WASHINGTON (FinalCall.com) – There’s federal government poor, and then there’s Mississippi poor. Mississippi poor is worse. According to a report recently released by the Census Bureau, Mississippi is one of five states and the District of Columbia with the highest poverty rate in the country.
All across America, the poor are getting poorer with the South leading the way. The nation’s official poverty rate rose from 11.7 percent in 2001 to 12.1 percent in 2002 and median household money income declined 1.1 percent in real terms from 2001 to $42,409 in 2002, according to new U.S. Census Bureau data issued September 26. According to the official poverty measure, about 1.7 million more people were in poverty in 2002 than in 2001 (34.6 million versus 32.9 million). These estimates reflect the effect of the recession, which began in March 2001 and ended in November of the same year.
“These numbers are a continuation of what we’ve seen after past recessions. The economy has been declared in recovery, but it takes an additional two years for the effects to be seen,” Dr. William Spriggs of the National Urban League’s Institute for Opportunity and Equality told The Final Call.
“Those numbers are for 2002. We have to ask the question, what will they look like for this year? At the end of September, we’re still down 1 million jobs and the labor market is tougher.”

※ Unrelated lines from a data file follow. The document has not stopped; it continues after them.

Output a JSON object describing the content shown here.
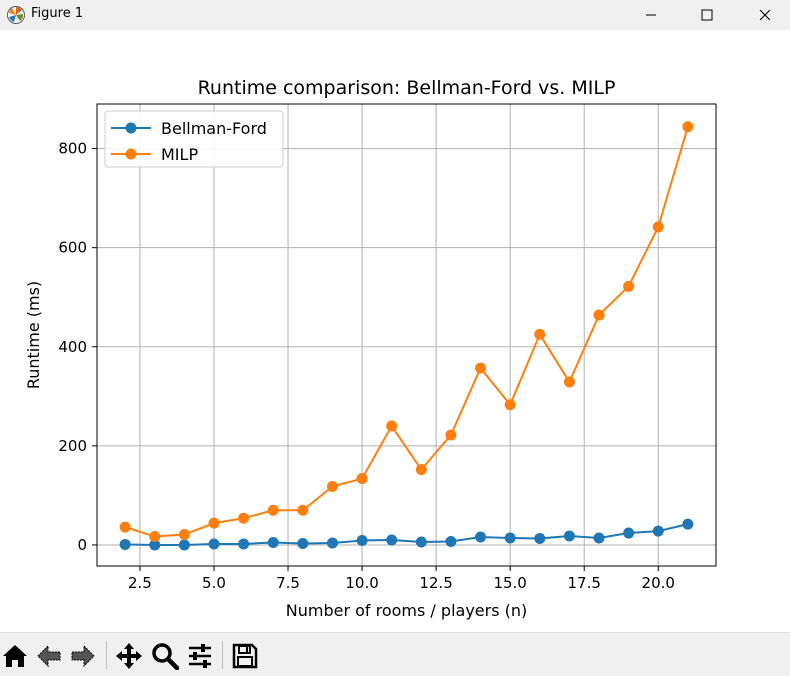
{
  "window": {
    "title": "Figure 1",
    "controls": {
      "minimize": "minimize-icon",
      "maximize": "maximize-icon",
      "close": "close-icon"
    }
  },
  "toolbar": {
    "buttons": [
      {
        "name": "home",
        "icon": "home-icon"
      },
      {
        "name": "back",
        "icon": "back-arrow-icon"
      },
      {
        "name": "forward",
        "icon": "forward-arrow-icon"
      },
      {
        "name": "pan",
        "icon": "move-icon"
      },
      {
        "name": "zoom",
        "icon": "zoom-icon"
      },
      {
        "name": "configure-subplots",
        "icon": "sliders-icon"
      },
      {
        "name": "save",
        "icon": "save-icon"
      }
    ]
  },
  "chart_data": {
    "type": "line",
    "title": "Runtime comparison: Bellman-Ford vs. MILP",
    "xlabel": "Number of rooms / players (n)",
    "ylabel": "Runtime (ms)",
    "xlim": [
      1.05,
      21.95
    ],
    "ylim": [
      -42.5,
      890
    ],
    "xticks": [
      2.5,
      5.0,
      7.5,
      10.0,
      12.5,
      15.0,
      17.5,
      20.0
    ],
    "xtick_labels": [
      "2.5",
      "5.0",
      "7.5",
      "10.0",
      "12.5",
      "15.0",
      "17.5",
      "20.0"
    ],
    "yticks": [
      0,
      200,
      400,
      600,
      800
    ],
    "ytick_labels": [
      "0",
      "200",
      "400",
      "600",
      "800"
    ],
    "grid": true,
    "legend_position": "upper-left",
    "x": [
      2,
      3,
      4,
      5,
      6,
      7,
      8,
      9,
      10,
      11,
      12,
      13,
      14,
      15,
      16,
      17,
      18,
      19,
      20,
      21
    ],
    "series": [
      {
        "name": "Bellman-Ford",
        "color": "#1f77b4",
        "marker": "circle",
        "values": [
          1,
          0,
          0,
          2,
          2,
          5,
          3,
          4,
          9,
          10,
          6,
          7,
          16,
          14,
          13,
          18,
          14,
          24,
          28,
          42
        ]
      },
      {
        "name": "MILP",
        "color": "#ff7f0e",
        "marker": "circle",
        "values": [
          36,
          17,
          21,
          44,
          54,
          70,
          70,
          118,
          134,
          240,
          152,
          222,
          357,
          283,
          425,
          329,
          464,
          522,
          642,
          844
        ]
      }
    ]
  }
}
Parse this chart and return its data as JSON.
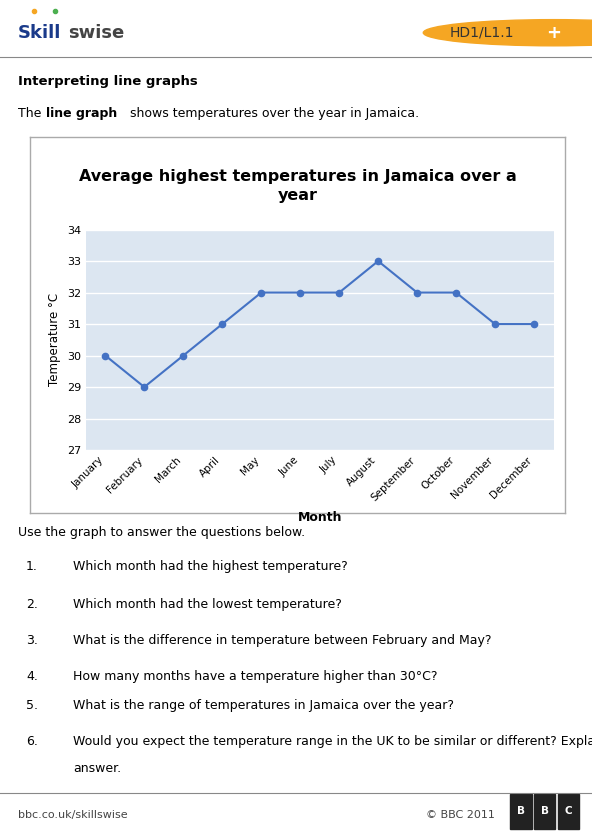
{
  "title": "Average highest temperatures in Jamaica over a\nyear",
  "months": [
    "January",
    "February",
    "March",
    "April",
    "May",
    "June",
    "July",
    "August",
    "September",
    "October",
    "November",
    "December"
  ],
  "temperatures": [
    30,
    29,
    30,
    31,
    32,
    32,
    32,
    33,
    32,
    32,
    31,
    31
  ],
  "ylabel": "Temperature °C",
  "xlabel": "Month",
  "ylim": [
    27,
    34
  ],
  "yticks": [
    27,
    28,
    29,
    30,
    31,
    32,
    33,
    34
  ],
  "line_color": "#4472C4",
  "marker_color": "#4472C4",
  "bg_color": "#dce6f1",
  "chart_border_color": "#aaaaaa",
  "page_bg": "#ffffff",
  "header_code": "HD1/L1.1",
  "section_title": "Interpreting line graphs",
  "questions": [
    "Which month had the highest temperature?",
    "Which month had the lowest temperature?",
    "What is the difference in temperature between February and May?",
    "How many months have a temperature higher than 30°C?",
    "What is the range of temperatures in Jamaica over the year?",
    "Would you expect the temperature range in the UK to be similar or different? Explain your\nanswer."
  ],
  "footer_left": "bbc.co.uk/skillswise",
  "use_graph_text": "Use the graph to answer the questions below."
}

He added, “More people are unemployed for longer periods, like 26 weeks which is considered a long time. The numbers are getting worse.”
The facts of life
The poverty rate and number of families in poverty increased from 6.8 million in 2001 (or 9.2 percent of all families) to 7.2 million (or 9.6 percent) in 2002. The poverty rates for children, those 65 and over, non-Hispanic Whites, Asians, Hispanics, female-householder families, those in central cities or outside metropolitan areas and people in the Northeast, South and West did not change between 2001 and 2002.
“Poverty rates rose among people aged 18-64, among married couple families, in the Midwest and in the suburbs of metropolitan areas,” said Joe Dalaker, statistician in the Poverty and Health Statistics Branch of the U.S. Census Bureau.
The number of people in severe poverty increased from 13.4 million in 2001 to 14.1 million in 2002, and the number just above the poverty threshold, 12.5 million, did not change.
“The Census Bureau uses 48 different dollar amounts, called thresholds, to compute poverty data. For example, a family of four, with two children and two adults, had a threshold of $18,244,” said Mr. Dalaker
Median earnings increased 1.8 percent for women who worked full-time, year-round and 1.4 percent for similar men, and the child poverty rate remained unchanged, in spite of the recession.
“Looking at the 2001-2002 average, poverty rates increased in 9 states, and fell in none,” said Mr. Dalaker.
For Blacks in 2002, 24.1 percent were in poverty, higher than the 22.7 percent for those who reported Black on the census in 2001. The corresponding figure for those reporting Black regardless of whether they reported any other races in 2002 was 23.9 percent.
According to the official measure, the Midwest was the only region whose poverty rate increased between 2001 and 2002, from 9.4 percent to 10.3 percent. The poverty rates in the Northeast (10.9 percent), West (12.4 percent) and South (13.8 percent) did not change.
The official poverty rates ranged from about 5.6 percent in New Hampshire and Minnesota to about 18.0 percent in Arkansas, Mississippi, New Mexico, Louisiana, West Virginia and the District of Columbia, according to a three-year average (2000 to 2002).
The poverty rates remained unchanged in 41 states and the District of Columbia, while they increased in Arkansas, Florida, Hawaii, Illinois, Maine, Michigan, Mississippi, South Carolina and Utah, based on comparisons of two sets of two-year averages, 2000-2001 and 2001-2002.
“We’re in the middle of a horrible recession,” said Dr. Spriggs, “The deficit is getting larger and larger. The problem is that this deficit is not creating jobs.”
“The government usually spends money which puts them in a deficit to create jobs. It’s a long-term investment. People then will pay taxes, so the money will be recouped in the long run.”
He added, “Now, President Bush is just running up a debt to finance the war in Iraq. At the end of the day, he’s just running up a debt like it’s a party.”